In a shocking tale of bureaucracy making life worse, NorthJersey.com has reported that officials of Oradell, New Jersey, are demanding that a local woman take down the Little Free Library she erected in her front yard. Why? Apparently, it violates zoning laws.
Since installing the library—a small red box with a roof and door, where passersby can take and leave books freely—in October, Tina Musich has seen it make a difference in people’s days. “We’ve seen children and adults thrilled to be able to pick out books and donate back (a delivery driver was excited and borrowed a book last week!),” she wrote. “At least once a week we get compliments for installing our book drop and it has created a sense of community lacking in the pandemic.” But after the borough received a complaint, Musich was ordered to take the library down.
It’s unclear what the exact claim being made by local officials is—whether the Little Free Library is being identified as a commercial enterprise in a residence zone, or whether it’s simply subject to a city ordinance regulating free-standing structures on personal property, which is how other cities have previously limited the existence of Little Free Libraries.
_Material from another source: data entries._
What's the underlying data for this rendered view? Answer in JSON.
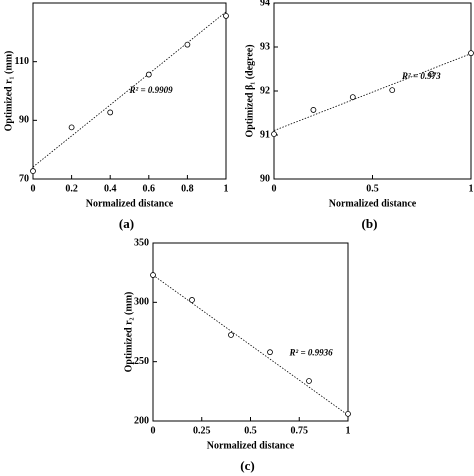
{
  "chart_data": [
    {
      "type": "scatter",
      "panel_label": "(a)",
      "x_label": "Normalized distance",
      "y_label": "Optimized r₁ (mm)",
      "x": [
        0,
        0.2,
        0.4,
        0.6,
        0.8,
        1
      ],
      "values": [
        72.7,
        87.6,
        92.7,
        105.6,
        115.8,
        125.6
      ],
      "fit_line": {
        "x": [
          0,
          1
        ],
        "y": [
          74.1,
          127
        ]
      },
      "annotation": "R² = 0.9909",
      "xlim": [
        0,
        1
      ],
      "ylim": [
        70,
        130
      ],
      "xticks": [
        0,
        0.2,
        0.4,
        0.6,
        0.8,
        1
      ],
      "yticks": [
        70,
        90,
        110
      ]
    },
    {
      "type": "scatter",
      "panel_label": "(b)",
      "x_label": "Normalized distance",
      "y_label": "Optimized β₁ (degree)",
      "x": [
        0,
        0.2,
        0.4,
        0.6,
        0.8,
        1
      ],
      "values": [
        91.02,
        91.57,
        91.86,
        92.02,
        92.39,
        92.86
      ],
      "fit_line": {
        "x": [
          0,
          1
        ],
        "y": [
          91.1,
          92.85
        ]
      },
      "annotation": "R² = 0.973",
      "xlim": [
        0,
        1
      ],
      "ylim": [
        90,
        94
      ],
      "xticks": [
        0,
        0.5,
        1
      ],
      "yticks": [
        90,
        91,
        92,
        93,
        94
      ]
    },
    {
      "type": "scatter",
      "panel_label": "(c)",
      "x_label": "Normalized distance",
      "y_label": "Optimized r₂ (mm)",
      "x": [
        0,
        0.2,
        0.4,
        0.6,
        0.8,
        1
      ],
      "values": [
        323,
        302,
        272.5,
        258,
        233.7,
        206
      ],
      "fit_line": {
        "x": [
          0,
          1
        ],
        "y": [
          323,
          205
        ]
      },
      "annotation": "R² = 0.9936",
      "xlim": [
        0,
        1
      ],
      "ylim": [
        200,
        350
      ],
      "xticks": [
        0,
        0.25,
        0.5,
        0.75,
        1
      ],
      "yticks": [
        200,
        250,
        300,
        350
      ]
    }
  ]
}
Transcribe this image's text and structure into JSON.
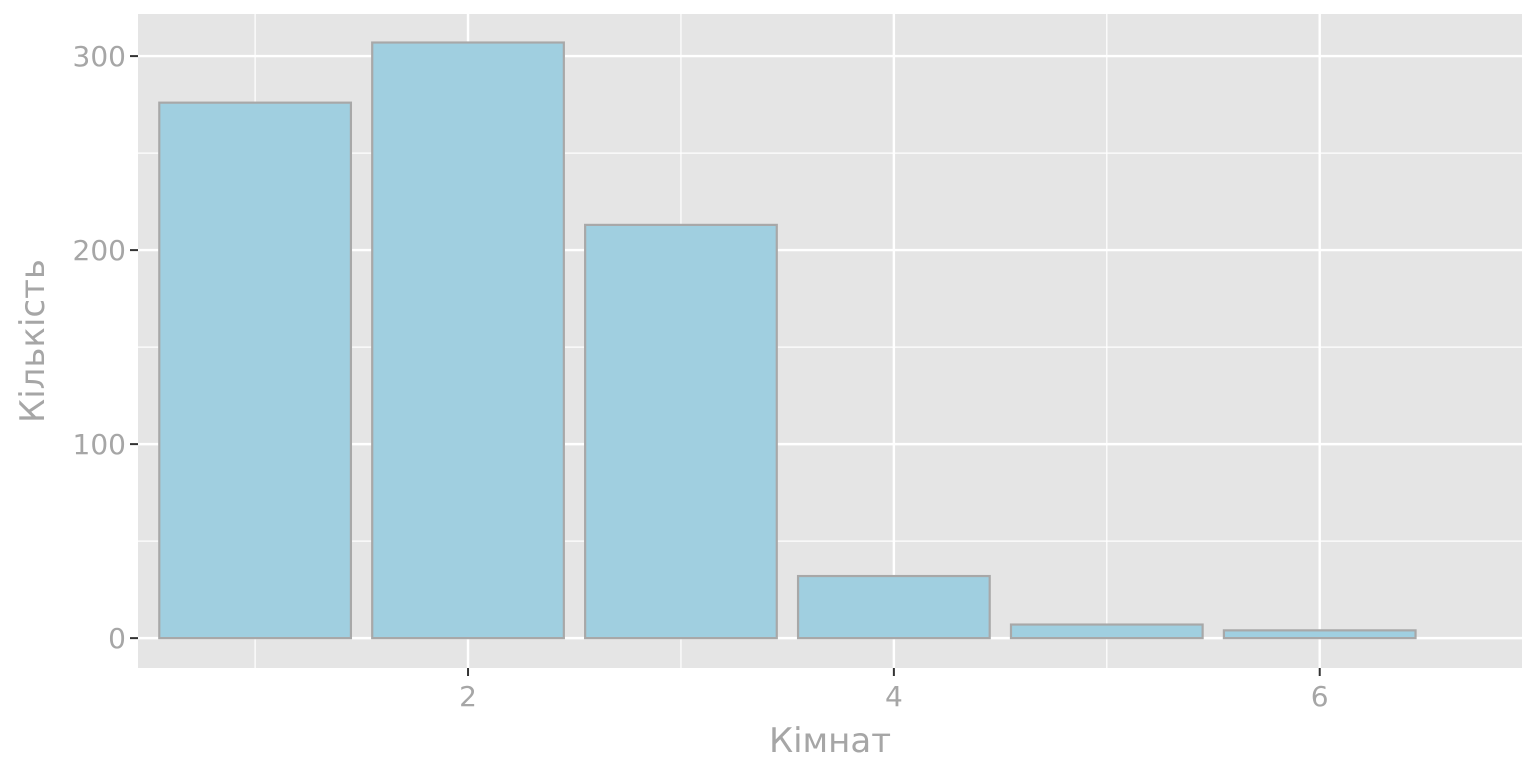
{
  "chart_data": {
    "type": "bar",
    "x": [
      1,
      2,
      3,
      4,
      5,
      6
    ],
    "values": [
      276,
      307,
      213,
      32,
      7,
      4
    ],
    "xlabel": "Кімнат",
    "ylabel": "Кількість",
    "xlim": [
      0.45,
      6.95
    ],
    "ylim": [
      -15.4,
      321.7
    ],
    "x_ticks": [
      2,
      4,
      6
    ],
    "x_tick_labels": [
      "2",
      "4",
      "6"
    ],
    "y_ticks": [
      0,
      100,
      200,
      300
    ],
    "y_tick_labels": [
      "0",
      "100",
      "200",
      "300"
    ],
    "grid": true,
    "colors": {
      "panel_background": "#e5e5e5",
      "grid": "#ffffff",
      "bar_fill": "#a0cfe0",
      "bar_stroke": "#a8a8a8",
      "text": "#a6a6a6",
      "tick_mark": "#333333"
    }
  }
}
When asked by NorthJersey.com, Mayor Dianne Didio refused to comment about the reason Musich was told to take down the little free library—but she said the matter will be discussed at today’s Borough Council Public meeting at 7 pm, for which the link can be found here. Musich has also created a Change.org petition asking Didio and the borough council to allow residents to install book drops in their front yards.
There is so little unabashed good right now. Let the people read for free!
On Tuesday, at the Oradell Borough Council meeting, the Borough Council let Musich know what the problem was: her Little Free Library legally meets the requirements for an accessory structure. In order to prevent the library from being labeled an accessory structure and thus keep it on her front lawn, the council told Musich she would need to cut the library’s pole to make the library less than 4 feet in height—and if she didn’t want to do that she could go before the Board of Adjustment. Musich understandably didn’t like these choices; she worried that lowering the library would make it harder for adults, especially elderly adults and others with mobility problems, to use. And, again understandably, this rule seems completely arbitrary!
But yesterday, Mayor Dianne Didio and Council President Tracy Schoenberg reached out to Musich to say that officials “might take another look at how the [borough] code could be rewritten.” Schoenberg said the borough’s ordinance committee will discuss the little free library at its next meeting.
Vague? Yes. Hopeful? Perhaps. Meanwhile, Musich’s Change.org petition is still active, and as of today has received nearly two thousand signatures.